Beim Klinikum ist das Angebot nun seit einer Woche im Einsatz. Schon jetzt bieten Mitarbeiter Fahrten aus allen möglichen Richtungen an. Ob aus Heilbronn, Großbottwar, Schwaikheim oder Vaihingen an der Enz. „Vor allem auch zu allen möglichen Uhrzeiten, wo man denken könnte, zu der Zeit ist sonst niemand unterwegs“, sagt Jochen Kühn, beim Klinikum fürs betriebliche Mobilitätsmanagement zuständig.

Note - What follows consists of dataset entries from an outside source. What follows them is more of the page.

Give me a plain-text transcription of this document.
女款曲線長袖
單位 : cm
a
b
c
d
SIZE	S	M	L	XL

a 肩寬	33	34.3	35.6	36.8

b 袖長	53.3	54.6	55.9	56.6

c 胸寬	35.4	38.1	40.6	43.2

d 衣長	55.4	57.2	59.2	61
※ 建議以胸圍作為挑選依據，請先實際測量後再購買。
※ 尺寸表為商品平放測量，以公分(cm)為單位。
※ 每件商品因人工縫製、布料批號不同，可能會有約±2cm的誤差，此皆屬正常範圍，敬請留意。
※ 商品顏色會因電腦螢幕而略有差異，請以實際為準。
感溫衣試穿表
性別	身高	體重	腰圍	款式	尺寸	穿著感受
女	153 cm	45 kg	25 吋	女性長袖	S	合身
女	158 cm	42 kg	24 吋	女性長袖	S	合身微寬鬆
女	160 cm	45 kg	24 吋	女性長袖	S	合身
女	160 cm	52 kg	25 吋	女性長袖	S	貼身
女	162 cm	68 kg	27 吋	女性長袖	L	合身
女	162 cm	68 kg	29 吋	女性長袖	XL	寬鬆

Der Ludwigsburger Mobilitätsbürgermeister Sebastian Mannl hofft, dass viele Mitarbeiter umschwenken und die Möglichkeit des Zusammenfahrens nutzen werden. „Ich bin froh, dass hier so eine Achterriege entstanden ist.“ Dass solch eine hohe Anzahl an Partnern nicht üblich ist, hebt Projektleiter Manuel Epperlein von „TwoGo“ hervor. „Ludwigsburg ist da jetzt schon ein Ausnahmefall“. Das Angebot wird bislang von 70  Unternehmen in Europa in Anspruch genommen. Tendenz steigend, auch der Markteintritt in den USA ist laut Epperlein erfolgt. Im Oktober wird auf „TwoGo“ eine Bewertungsfunktion hinzugefügt, damit Zweifel am Vertrauen in andere Menschen möglicherweise eine weniger hohe Hürde darstellen. Auch können Frauen angeben, nur mit Frauen fahren zu wollen.

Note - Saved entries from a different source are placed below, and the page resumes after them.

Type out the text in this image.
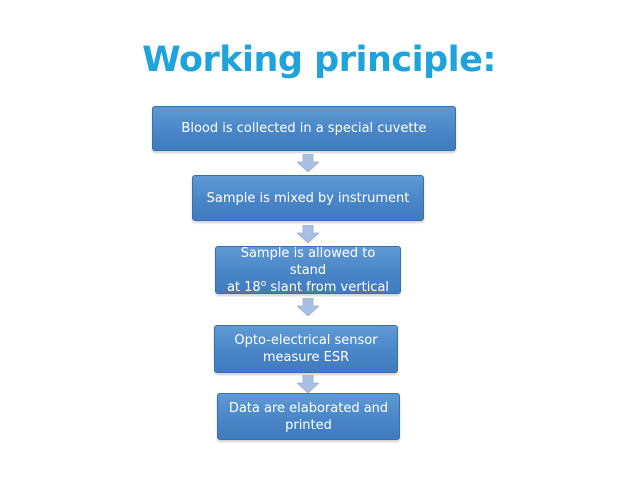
Working principle:
Blood is collected in a special cuvette
Sample is mixed by instrument
Sample is allowed to stand
at 18$^o$ slant from vertical
Opto-electrical sensor
measure ESR
Data are elaborated and
printed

Und sollte eine vereinbarte Mitfahrt aus irgendeinem Grund einmal nicht zustande kommen, sind in der App automatisch die Telefonnummern der nächsten Taxiunternehmen und mögliche Verbindungen mit Bus und Bahn hinterlegt.

Funktion
 „TwoGo“ ist eine App zur Vermittlung von Fahrgemeinschaften für Unternehmen, Gemeinden und Privatnutzer. Sie kann kostenfrei heruntergeladen und genutzt werden. Mitarbeiter von teilnehmenden Firmen können sich über die Firmen-Email anmelden. Wer keine hat, dem ist das über den Arbeitgeber via Link oder QR-Code möglich.

Dienstleister
 Es handelt sich um ein Angebot der Schwarz Mobility Solutions GmbH, die Teil der Schwarz-Gruppe in Neckarsulm ist. Zeitweise war die App intern genutzt worden. Aufgrund anderer Firmenanfragen wurde sie dann für den Markt geöffnet.